Ferme du caban, Châtelard (Savoie)

Du côté de nos visites d’éleveurs, nous sommes allés à la rencontre d’Isabelle dans sa ferme du caban. Avec deux associés et une salariée, elle y élève respectivement une quarantaine de brebis et de chèvres. Sa conversion bio s’est opérée de 2020 à 2022, ainsi qu’une autre conversion, celle de faire de la transformation en propre. Ici, ce sont des yaourts de brebis ou de chèvre (ou les deux !) qui sont produits. Cela nécessite de l’investissement pour le labo, la chambre-froide, ainsi les équipements pour fonctionner via des pots consignés (et laver les pots), mais cela se rentabilise plutôt bien. Nous notons qu’effectuer une première étape de transformation est un leitmotiv chez beaucoup d’éleveurs désormais. Cela permet de valoriser correctement leur lait, sans se faire écraser par les grandes entreprises laitières ou la grande distribution.
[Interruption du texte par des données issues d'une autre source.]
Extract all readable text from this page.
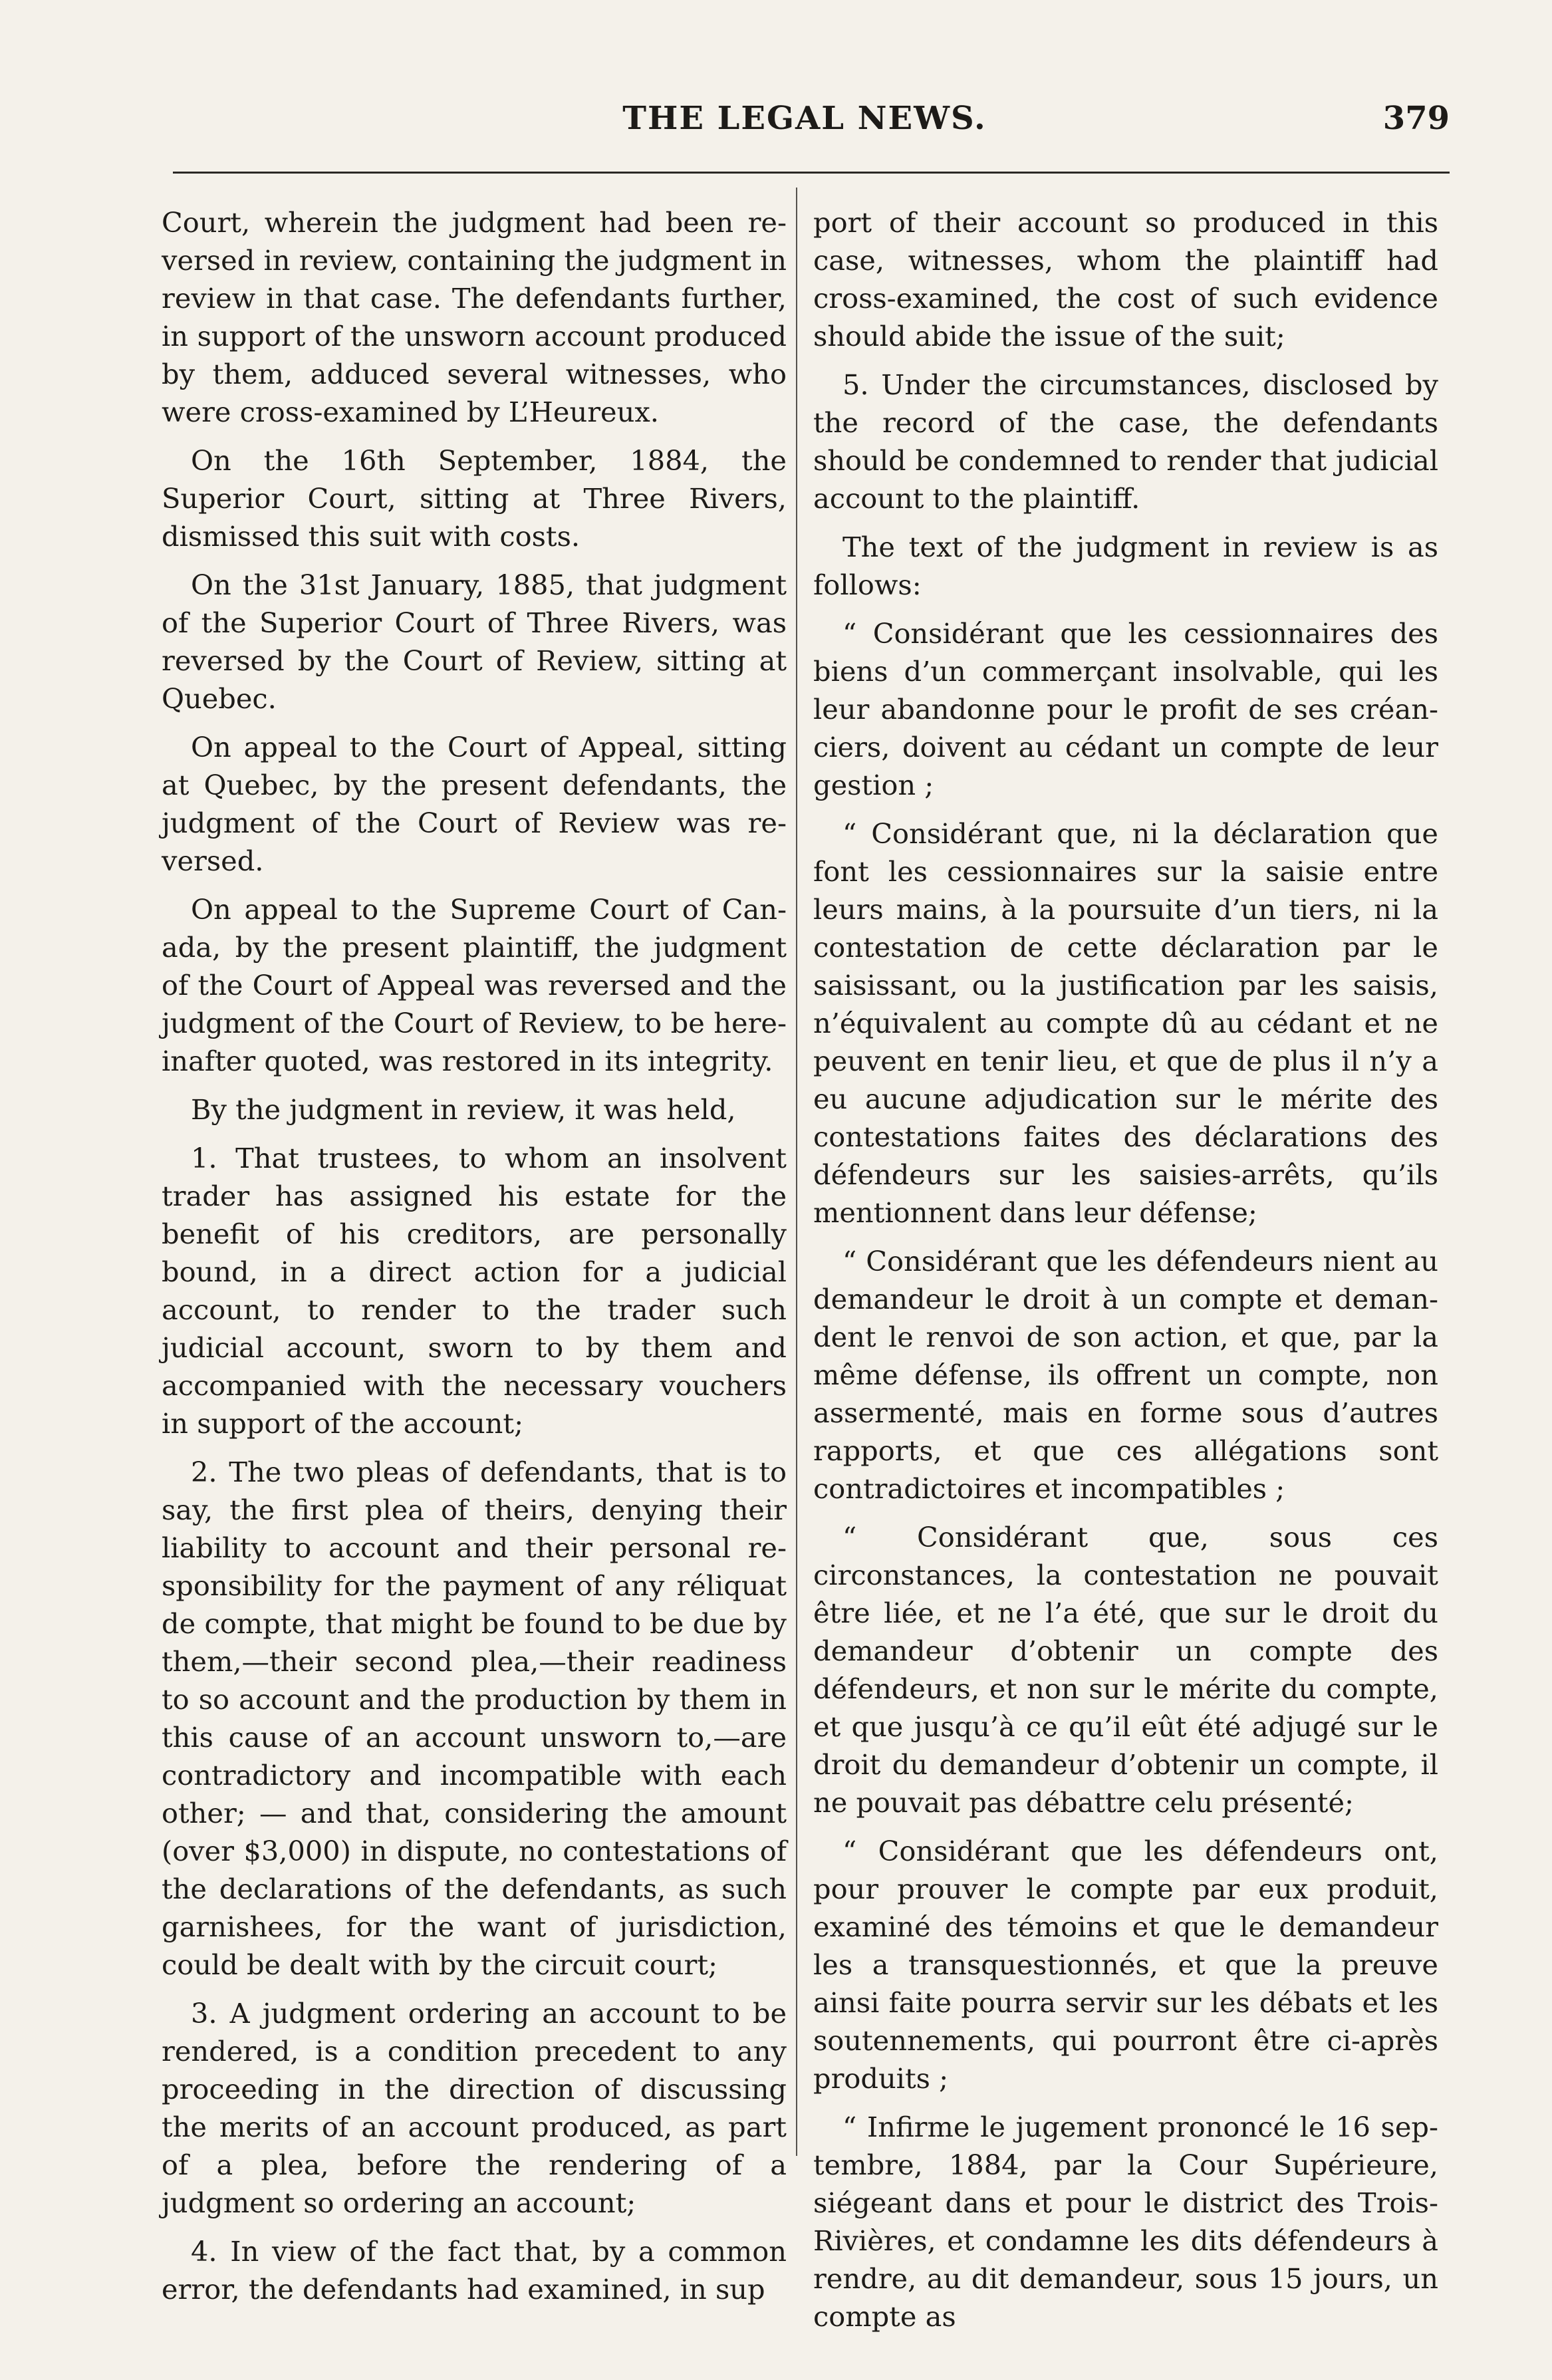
THE LEGAL NEWS.	379

Court, wherein the judgment had been reversed in review, containing the judgment in review in that case. The defendants further, in support of the unsworn account produced by them, adduced several witnesses, who were cross-examined by L’Heureux.

On the 16th September, 1884, the Superior Court, sitting at Three Rivers, dismissed this suit with costs.

On the 31st January, 1885, that judgment of the Superior Court of Three Rivers, was reversed by the Court of Review, sitting at Quebec.

On appeal to the Court of Appeal, sitting at Quebec, by the present defendants, the judgment of the Court of Review was reversed.

On appeal to the Supreme Court of Canada, by the present plaintiff, the judgment of the Court of Appeal was reversed and the judgment of the Court of Review, to be hereinafter quoted, was restored in its integrity.

By the judgment in review, it was held,

1. That trustees, to whom an insolvent trader has assigned his estate for the benefit of his creditors, are personally bound, in a direct action for a judicial account, to render to the trader such judicial account, sworn to by them and accompanied with the necessary vouchers in support of the account;

2. The two pleas of defendants, that is to say, the first plea of theirs, denying their liability to account and their personal responsibility for the payment of any réliquat de compte, that might be found to be due by them,—their second plea,—their readiness to so account and the production by them in this cause of an account unsworn to,—are contradictory and incompatible with each other; — and that, considering the amount (over $3,000) in dispute, no contestations of the declarations of the defendants, as such garnishees, for the want of jurisdiction, could be dealt with by the circuit court;

3. A judgment ordering an account to be rendered, is a condition precedent to any proceeding in the direction of discussing the merits of an account produced, as part of a plea, before the rendering of a judgment so ordering an account;

4. In view of the fact that, by a common error, the defendants had examined, in sup

port of their account so produced in this case, witnesses, whom the plaintiff had cross-examined, the cost of such evidence should abide the issue of the suit;

5. Under the circumstances, disclosed by the record of the case, the defendants should be condemned to render that judicial account to the plaintiff.

The text of the judgment in review is as follows:

“ Considérant que les cessionnaires des biens d’un commerçant insolvable, qui les leur abandonne pour le profit de ses créanciers, doivent au cédant un compte de leur gestion ;

“ Considérant que, ni la déclaration que font les cessionnaires sur la saisie entre leurs mains, à la poursuite d’un tiers, ni la contestation de cette déclaration par le saisissant, ou la justification par les saisis, n’équivalent au compte dû au cédant et ne peuvent en tenir lieu, et que de plus il n’y a eu aucune adjudication sur le mérite des contestations faites des déclarations des défendeurs sur les saisies-arrêts, qu’ils mentionnent dans leur défense;

“ Considérant que les défendeurs nient au demandeur le droit à un compte et demandent le renvoi de son action, et que, par la même défense, ils offrent un compte, non assermenté, mais en forme sous d’autres rapports, et que ces allégations sont contradictoires et incompatibles ;

“ Considérant que, sous ces circonstances, la contestation ne pouvait être liée, et ne l’a été, que sur le droit du demandeur d’obtenir un compte des défendeurs, et non sur le mérite du compte, et que jusqu’à ce qu’il eût été adjugé sur le droit du demandeur d’obtenir un compte, il ne pouvait pas débattre celu présenté;

“ Considérant que les défendeurs ont, pour prouver le compte par eux produit, examiné des témoins et que le demandeur les a transquestionnés, et que la preuve ainsi faite pourra servir sur les débats et les soutennements, qui pourront être ci-après produits ;

“ Infirme le jugement prononcé le 16 septembre, 1884, par la Cour Supérieure, siégeant dans et pour le district des Trois-Rivières, et condamne les dits défendeurs à rendre, au dit demandeur, sous 15 jours, un compte as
Astuce : pour la laine de ces bêtes, il n’y a que peu de débouchés locaux, mais elle peut aussi servir au paillage pour le maraichage personnel.

Ferme du chêne, Lescheraines (Savoie)

A proximité, nous sommes allés voir la ferme du chêne où Magali et sa famille élèvent une vingtaine de vaches laitières, avec leurs veaux. Là encore, les 100 000 litres de lait sont 100% transformés localement en beurre, skyr, lait, yaourts et autres crèmes-desserts. Là encore, les pots consignés en verre ont été mis en place, avec un très bon taux de retour volontaire des clients, principalement issus de deux marchés. Valoriser en propre permet de valoriser deux fois mieux la production laitière par rapport à la vente à la coopérative locale, c’est dire que ce modèle va se développer ! Du côté des veaux, Magali a souhaité éviter leur trajet lointain vers l’Espagne où les engraisseurs peuvent les amener. Elle a trouvé une solution pour les nourrir avec différents aliments, dont son lait écrémé. Cela permet aux veaux de grandir ici, et d’être abattus à proximité immédiate, à côté de Chambéry.

Ferme Balthassat, Bonne (Haute-Savoie)

Dans la banlieue de Genève, et proche d’Annemasse, nous sommes d’abord allés voir Raphaël, producteur céréalier et éleveur bio (depuis 2008). Ces 300 000 litres de lait sont transformés dans la fruitière du coin pour fabriquer du Reblochon. Quant aux céréales, il cultive du blé, de l’orge, du seigle, du sarrasin. Il produit des semences paysannes, parfois anciennes et s’essayent à des croissements pour profiter du meilleur nutritionnel et gustatif de l’époque, et fonctionnel de la modernité, tout en améliorant sa résilience face au changement climatique. Une partie de sa production est transformée localement grâce au petit moulin dans lequel il a investit. Cela lui permet de produire près de 300 kg de farine bio et de qualité par semaine. Certains disent même que ce mix de variétés céréalières permettraient à des personnes intolérantes au gluten de remanger du pain.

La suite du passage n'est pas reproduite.